Why Is China Cracking Down on Alibaba?
The Chinese authorities' antitrust action against the e-commerce giant appears arbitrary. The perception that the same business practices are treated in drastically different ways when policy priorities shift will not bolster investor confidence in China’s thriving internet firms.
HONG KONG – Since the Chinese authorities suddenly halted fintech conglomerate Ant Group’s planned initial public offering in autumn 2020, its parent company, e-commerce king Alibaba, has been facing harsh regulatory scrutiny. On Christmas Eve, China’s antitrust authority announced that it was investigating the firm’s exclusive business practices. And Alibaba’s founder, Jack Ma, recently eased concerns regarding his fate by appearing in public for the first time since last October, when he delivered a speech criticizing financial regulation in China.
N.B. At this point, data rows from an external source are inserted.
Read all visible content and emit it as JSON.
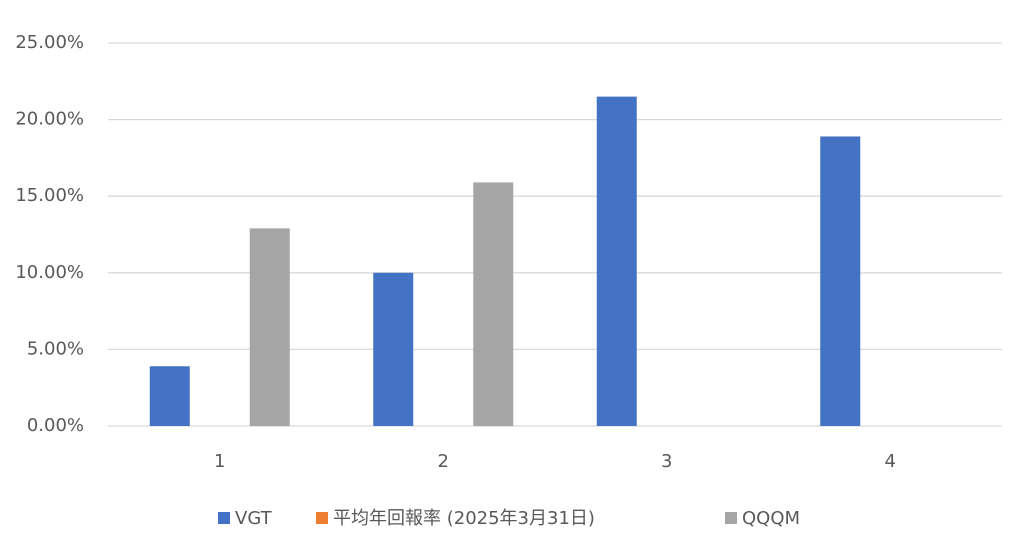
{
  "chart_data": {
    "type": "bar",
    "categories": [
      "1",
      "2",
      "3",
      "4"
    ],
    "series": [
      {
        "name": "VGT",
        "color": "#4472c4",
        "values": [
          3.9,
          10.0,
          21.5,
          18.9
        ]
      },
      {
        "name": "平均年回報率 (2025年3月31日)",
        "color": "#ed7d31",
        "values": [
          null,
          null,
          null,
          null
        ]
      },
      {
        "name": "QQQM",
        "color": "#a5a5a5",
        "values": [
          12.9,
          15.9,
          null,
          null
        ]
      }
    ],
    "ylim": [
      0,
      25
    ],
    "yticks": [
      {
        "value": 0,
        "label": "0.00%"
      },
      {
        "value": 5,
        "label": "5.00%"
      },
      {
        "value": 10,
        "label": "10.00%"
      },
      {
        "value": 15,
        "label": "15.00%"
      },
      {
        "value": 20,
        "label": "20.00%"
      },
      {
        "value": 25,
        "label": "25.00%"
      }
    ],
    "grid": true,
    "legend": "bottom"
  }
}
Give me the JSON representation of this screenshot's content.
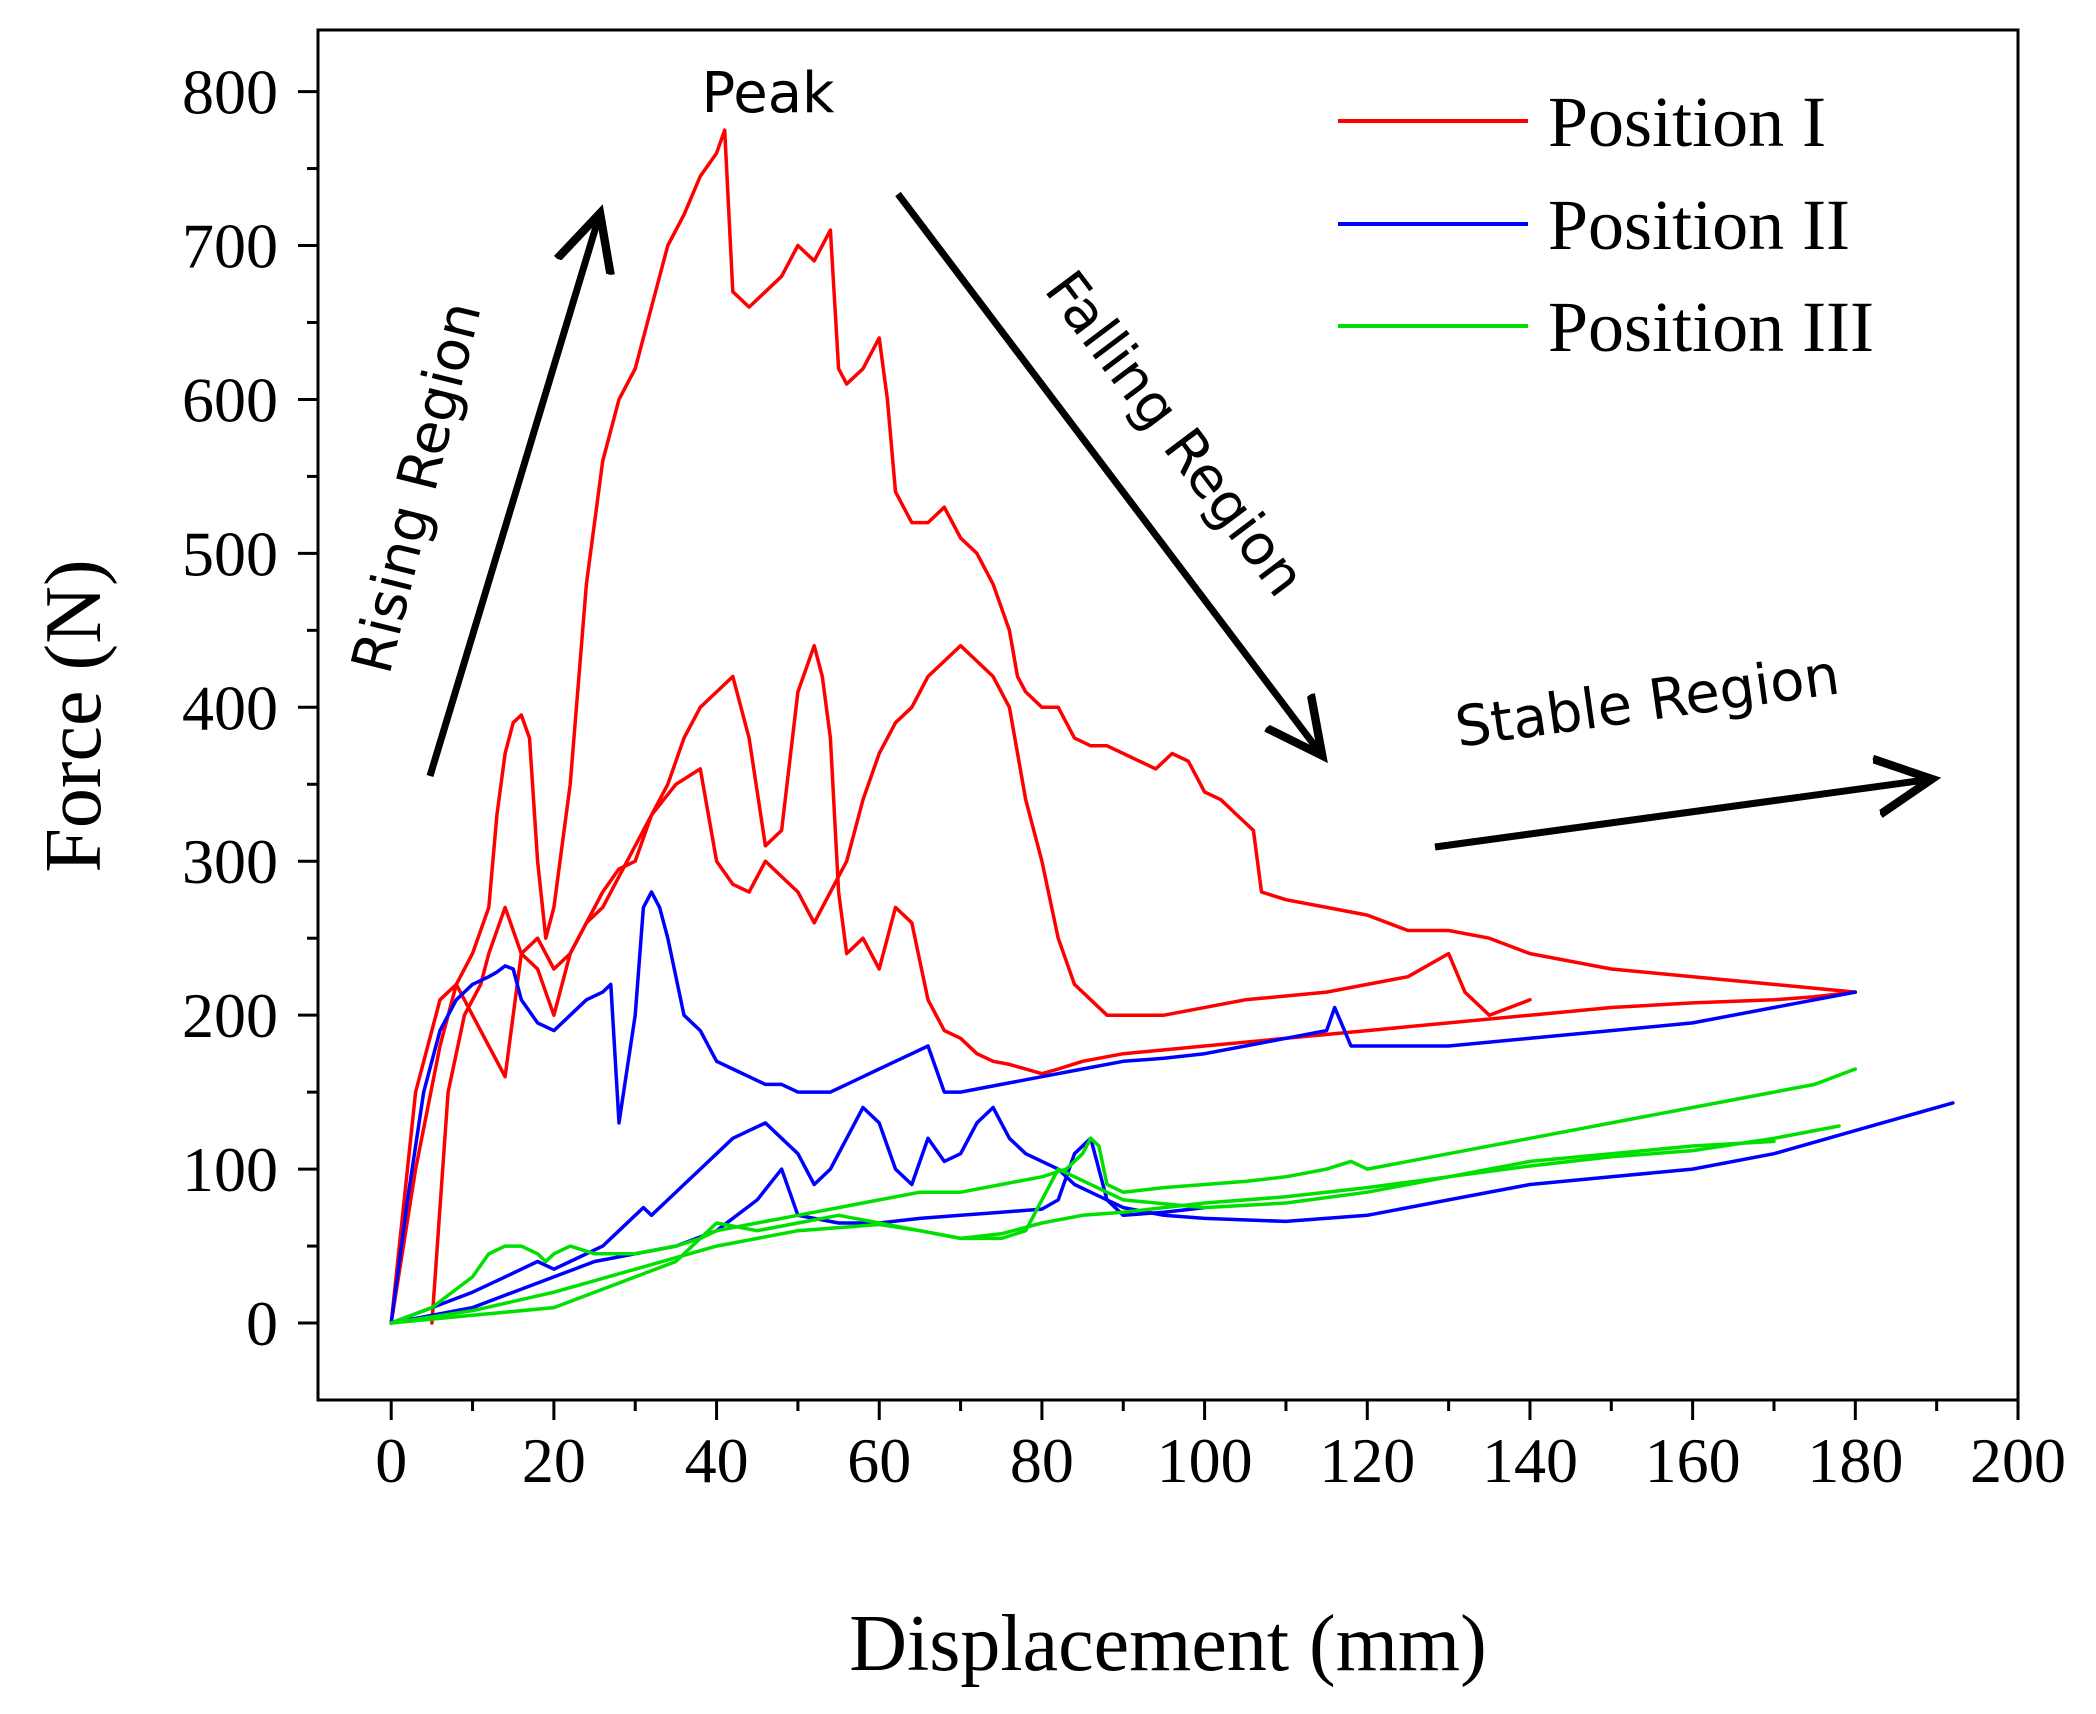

The mere announcement of the investigation into Alibaba wiped more than $100 billion off the firm’s market value overnight. Given the Chinese government’s huge regulatory power, investors are rightly anxious about Alibaba’s prospects. But the government’s sudden and aggressive move against the firm also reveals much about the regulatory regime’s weaknesses.
To be sure, the Chinese government has legitimate reasons to be vigilant toward the country’s highly concentrated internet sector. By targeting superstar firms like Alibaba, China is following a global regulatory trend, with US and European Union policymakers similarly vowing to impose tougher sanctions against monopolistic internet giants.